4
Шел второй день, как Катерине разрешили вставать после вторичного инфаркта, и она медленно, неуверенной качающейся походкой, доползала до туалета.
Жизнь её теперь заключалась в этих утомительных вылазках до конца коридора и обратно, осторожно передвигая ноги, держась за стенку. Зато не надо было подсовывать под неё утку. Хоть и похудела Катерина за последние недели, но весила всё равно много, за 100 кг, и нянечкам, даже вдвоем, тяжело было приподнимать такую тушу. Катерина, стараясь помочь, бесполезно пыталась приподнять тело над кроватью, стыдясь, что из-за неё такие неудобства немолодым женщинам, получающим гроши, мучилась, хоть и совала в карманы их белых халатов купюры разного достоинства: ну да все совали, а не все были такие грузные.
Возвращаясь из туалета, она остановилась, оперлась рукой на подоконник, и посмотрела наружу. За стеклом был веселый зеленый мир, спала в тени отцветшего сиреневого куста рыжая беспородная собачонка Шарик, которую прикармливало всё отделение, и Катерина тоже, но не сейчас, а в тот первый раз, когда её быстро вытащили с того света. «Лучше бы я тогда умерла», думала она, «умерла бы первая, до Миши».

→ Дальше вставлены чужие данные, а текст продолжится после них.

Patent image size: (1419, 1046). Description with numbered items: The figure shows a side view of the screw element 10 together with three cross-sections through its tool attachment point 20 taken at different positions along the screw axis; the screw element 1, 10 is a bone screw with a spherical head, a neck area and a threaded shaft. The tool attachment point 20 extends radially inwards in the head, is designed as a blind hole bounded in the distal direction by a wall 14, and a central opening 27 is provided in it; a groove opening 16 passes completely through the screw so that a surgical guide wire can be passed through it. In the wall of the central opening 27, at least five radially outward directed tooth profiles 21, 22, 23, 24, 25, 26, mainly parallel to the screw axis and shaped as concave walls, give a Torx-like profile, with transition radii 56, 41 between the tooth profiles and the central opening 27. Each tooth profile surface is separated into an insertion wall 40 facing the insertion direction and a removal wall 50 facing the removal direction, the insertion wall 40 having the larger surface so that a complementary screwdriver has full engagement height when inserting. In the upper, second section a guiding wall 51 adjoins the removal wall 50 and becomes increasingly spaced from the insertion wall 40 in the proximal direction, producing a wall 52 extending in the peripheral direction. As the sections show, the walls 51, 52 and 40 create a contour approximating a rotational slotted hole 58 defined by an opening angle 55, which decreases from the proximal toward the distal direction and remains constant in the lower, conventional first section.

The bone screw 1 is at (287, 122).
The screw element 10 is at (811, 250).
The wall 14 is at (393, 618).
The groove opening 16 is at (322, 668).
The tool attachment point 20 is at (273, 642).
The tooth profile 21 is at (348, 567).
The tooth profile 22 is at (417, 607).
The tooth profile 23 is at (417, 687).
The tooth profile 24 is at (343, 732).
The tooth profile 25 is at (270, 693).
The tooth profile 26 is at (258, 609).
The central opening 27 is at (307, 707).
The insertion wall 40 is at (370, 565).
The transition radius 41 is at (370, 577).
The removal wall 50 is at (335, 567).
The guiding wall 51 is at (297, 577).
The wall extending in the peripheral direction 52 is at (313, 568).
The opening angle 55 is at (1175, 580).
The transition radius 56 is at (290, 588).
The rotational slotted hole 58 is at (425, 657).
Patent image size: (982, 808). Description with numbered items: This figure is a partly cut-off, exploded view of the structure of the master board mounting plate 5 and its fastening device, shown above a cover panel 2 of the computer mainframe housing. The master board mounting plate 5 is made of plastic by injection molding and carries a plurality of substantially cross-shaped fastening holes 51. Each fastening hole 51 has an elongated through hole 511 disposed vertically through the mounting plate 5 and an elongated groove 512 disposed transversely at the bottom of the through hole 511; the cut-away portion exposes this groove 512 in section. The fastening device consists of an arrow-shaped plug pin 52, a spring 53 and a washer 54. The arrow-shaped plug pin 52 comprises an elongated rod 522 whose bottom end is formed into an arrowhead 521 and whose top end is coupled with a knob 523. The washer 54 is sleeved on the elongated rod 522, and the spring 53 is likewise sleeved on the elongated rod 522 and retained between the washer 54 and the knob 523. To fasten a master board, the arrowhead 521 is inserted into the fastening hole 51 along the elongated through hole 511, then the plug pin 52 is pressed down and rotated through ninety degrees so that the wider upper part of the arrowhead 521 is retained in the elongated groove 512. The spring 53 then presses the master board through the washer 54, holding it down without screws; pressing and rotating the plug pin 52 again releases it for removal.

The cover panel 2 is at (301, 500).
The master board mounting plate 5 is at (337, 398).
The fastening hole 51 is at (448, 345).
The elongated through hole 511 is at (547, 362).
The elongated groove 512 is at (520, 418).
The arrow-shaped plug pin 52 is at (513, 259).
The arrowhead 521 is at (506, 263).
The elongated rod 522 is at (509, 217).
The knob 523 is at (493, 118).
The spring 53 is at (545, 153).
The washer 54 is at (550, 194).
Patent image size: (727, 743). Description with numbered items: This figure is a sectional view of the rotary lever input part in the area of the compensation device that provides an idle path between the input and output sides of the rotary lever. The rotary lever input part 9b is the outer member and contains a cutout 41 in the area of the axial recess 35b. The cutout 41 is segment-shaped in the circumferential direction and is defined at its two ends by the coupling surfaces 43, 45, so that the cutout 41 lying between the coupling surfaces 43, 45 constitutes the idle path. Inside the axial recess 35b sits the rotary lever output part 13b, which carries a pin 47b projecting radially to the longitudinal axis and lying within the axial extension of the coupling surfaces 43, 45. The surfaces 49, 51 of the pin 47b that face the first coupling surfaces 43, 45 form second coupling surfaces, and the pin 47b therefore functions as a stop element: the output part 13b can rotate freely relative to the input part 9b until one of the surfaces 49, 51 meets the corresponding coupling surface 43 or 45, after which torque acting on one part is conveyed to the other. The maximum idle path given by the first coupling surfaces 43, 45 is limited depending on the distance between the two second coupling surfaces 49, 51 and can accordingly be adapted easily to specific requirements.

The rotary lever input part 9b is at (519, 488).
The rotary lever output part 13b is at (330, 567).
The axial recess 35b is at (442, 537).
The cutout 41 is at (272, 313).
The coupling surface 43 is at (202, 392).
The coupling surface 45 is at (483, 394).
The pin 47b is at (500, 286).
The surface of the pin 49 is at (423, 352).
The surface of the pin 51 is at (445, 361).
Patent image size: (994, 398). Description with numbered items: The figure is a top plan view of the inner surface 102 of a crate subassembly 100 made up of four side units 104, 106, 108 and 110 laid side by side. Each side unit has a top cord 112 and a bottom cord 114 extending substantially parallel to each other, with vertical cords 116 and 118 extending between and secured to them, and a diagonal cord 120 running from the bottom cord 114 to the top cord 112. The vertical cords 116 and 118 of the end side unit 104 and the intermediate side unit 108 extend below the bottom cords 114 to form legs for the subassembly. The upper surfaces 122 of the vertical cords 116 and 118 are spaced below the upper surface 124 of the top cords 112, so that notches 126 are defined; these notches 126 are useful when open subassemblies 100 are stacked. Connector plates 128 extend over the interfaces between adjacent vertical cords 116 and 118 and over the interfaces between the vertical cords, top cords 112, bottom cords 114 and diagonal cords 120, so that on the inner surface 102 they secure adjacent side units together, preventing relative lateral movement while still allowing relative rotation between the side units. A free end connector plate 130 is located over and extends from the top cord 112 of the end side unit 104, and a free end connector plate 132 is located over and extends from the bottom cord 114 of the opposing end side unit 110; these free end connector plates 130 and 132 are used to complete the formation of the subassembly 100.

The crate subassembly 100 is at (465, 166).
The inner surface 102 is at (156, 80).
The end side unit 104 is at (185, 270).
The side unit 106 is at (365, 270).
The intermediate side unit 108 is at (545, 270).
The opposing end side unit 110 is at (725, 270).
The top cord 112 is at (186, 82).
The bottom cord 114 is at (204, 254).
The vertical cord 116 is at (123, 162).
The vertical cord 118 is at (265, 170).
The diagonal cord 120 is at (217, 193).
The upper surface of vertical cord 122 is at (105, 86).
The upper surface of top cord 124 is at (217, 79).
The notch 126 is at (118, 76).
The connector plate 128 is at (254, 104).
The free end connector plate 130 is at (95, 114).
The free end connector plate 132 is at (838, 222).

Из-за куста выскочил невысокий худенький мальчик, стриженный, со светлыми волосами, в белых шортах и синей футболке. Шарик подскочил и загавкал, испуганный и рассерженный неожиданным вторжением в его мирную дрему. Мальчик отпрянул назад, и поднял кисти рук, как бы отстраняя собаку от себя.
Посадкой головы, цветом волос и этим неожиданным жестом рук он напомнил Катерине Мишу в его шесть лет. Это был один к одному Миша, маленький мальчик, который давно вырос, а теперь его даже на свете не было. Острая боль резко ударила Катерину в сердце, ноги стали ватными и она начала оседать у окна, медленно, потом быстрее, и упала, резко стукнувшись головой об пол.
«Нехорошо как, что я здесь умерла», подумала она. «Как меня поднимать-то будут? И напугаю всех». Это была её последняя мысль. Через секунду она замерла, устремив в давно не беленый потолок больничного коридора невидящие глаза.
5
Его коротко остриженная деформированная вытянутая голова, давшая ему прозвище «овал», наводила на мысль о кабачке. Челюсть слегка выдавалась вперед, а задранный нос был вечно сопливым.
Тихоня, он вечно стоял в стороне, пока его не позовут, а звали редко. Общался с ним только Мишка, который жил с ним на одной лестничной площадке и они ходили в один класс несколько лет, пока Димку не оставили на второй год.
Мать Димки была совершенно испитая женщина, но не приниженная своим пьянством, тихая и незаметная, а агрессивная, крикливая и склочная, и никто во дворе с ней не связывался, даже боевая Антонина, страж порядка, замолкала, когда та драла свою пьяную глотку возле подъезда.